A small number of people did an amazing amount of effective work. We’ve now replaced them with committees of 60, of whom 40 know nothing. …

This is particularly true in the American military bureaucracy including huge numbers of civilians right now. You have people who’ve been in Iraq and they’ve been in Afghanistan, and they’ve been in combat, dealing with people who have done none of that, and the people who have done none of that think they have the authority to question the people who have actually done it. …

It’s not about money. It’s about thinking. I’ll give you an example. The Pentagon was built in 1943, the year I was born. It was built to house 31,000 people, to wage global war, using manual typewriters with carbon paper. Beetle Smith, as Secretary to Chief of Staff George Marshall, used to run drills with his staff to see how fast they could find documents in the files, so that they could meet General Marshall’s request in the quickest possible time, manually.

What’s the exchange rate between filing cabinets with carbon paper, and manual typewriters, and the iPad, and the smartphone I carry with me all day? What would you guess? Ten to one? Twenty to one? Closing on infinity? … I propose, as a symbol, that we develop a plan that turns the Pentagon into a triangle. At least 40 percent of the current bureaucracy has to be superfluous. Literally. What does that cost? It means you have committees who think their job is to be important by asking stupid questions, and they have the power to then slow down everything while people answer the stupid questions, which will allow them to write a report that goes to a different committee, which wonders what that report really means, so they ask for another report about the report, and then you wonder how you get to the F-35. …

If Secretary Mattis goes in and says, we’re going to reform and modernize the Pentagon into a triangle, that would be transformational. You could either share the space with other Federal offices, or you could create a terrific museum of war. I mean, 40 percent of the Pentagon would be a great tourist trap. ….

You have to get it into your head. The current system is broken. It is obsolete, so don’t try to fix it. Try to replace it.

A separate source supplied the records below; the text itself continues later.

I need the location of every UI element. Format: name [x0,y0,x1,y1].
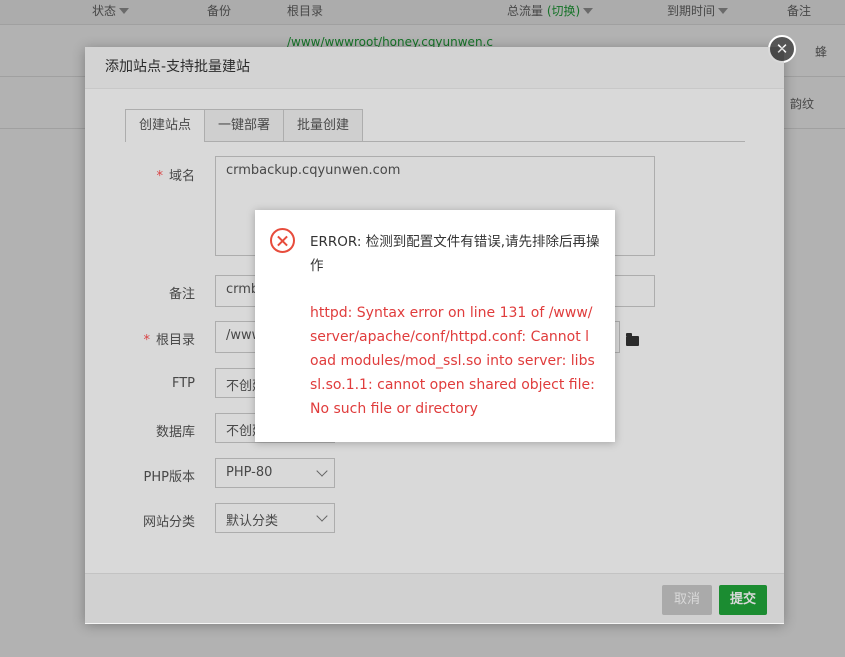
error-title: ERROR: 检测到配置文件有错误,请先排除后再操作 [310,234,600,274]
error-detail: httpd: Syntax error on line 131 of /www/… [310,305,595,417]
error-icon [270,228,295,253]
error-dialog: ERROR: 检测到配置文件有错误,请先排除后再操作 httpd: Syntax… [255,210,615,442]
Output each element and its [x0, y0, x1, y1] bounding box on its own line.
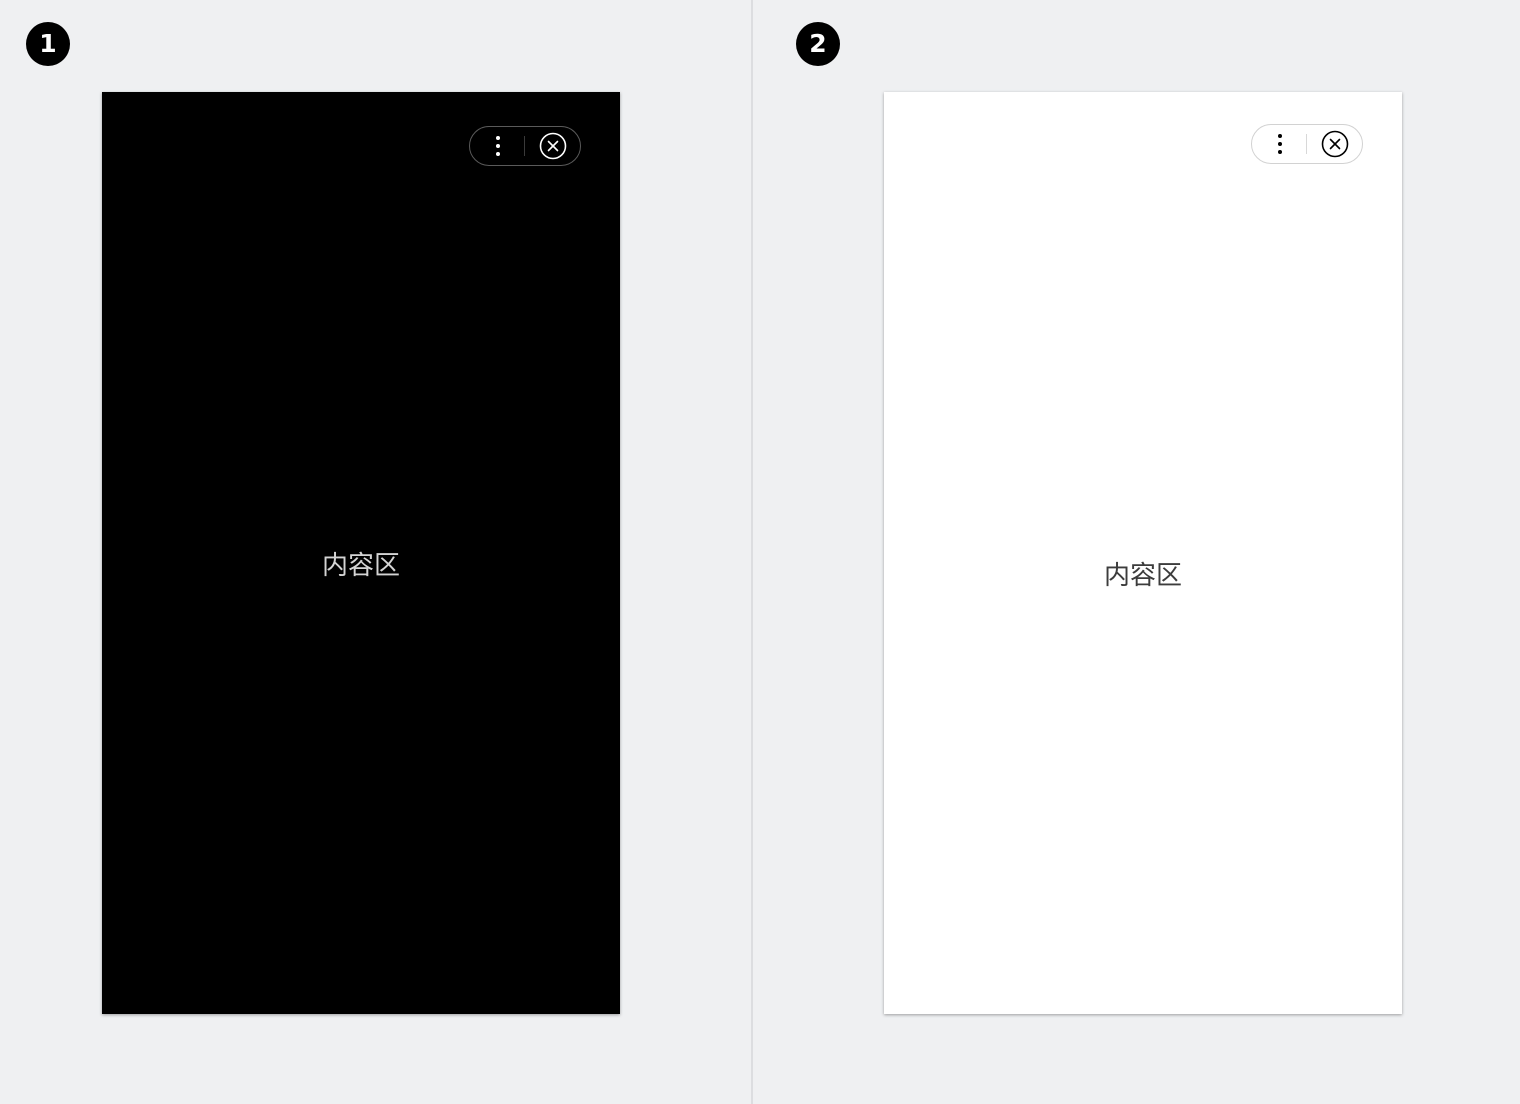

Perhaps this is Gingrich just being Gringrich, thinking the big thoughts. Perhaps the president-elect has other priorities than reforming the federal bureaucracy. Perhaps, as Gingrich has opined elsewhere, the administration “will lose its nerve.” But improving the military’s tooth-to-tail ratio is a national imperative. And with all the other plans the president-elect has for cutting taxes and investing in infrastructure, there will be precious few additional dollars for defense spending. If the new administration does get serious about restructuring the military, the next four years could be the most unsettling time in history for Northern Virginia.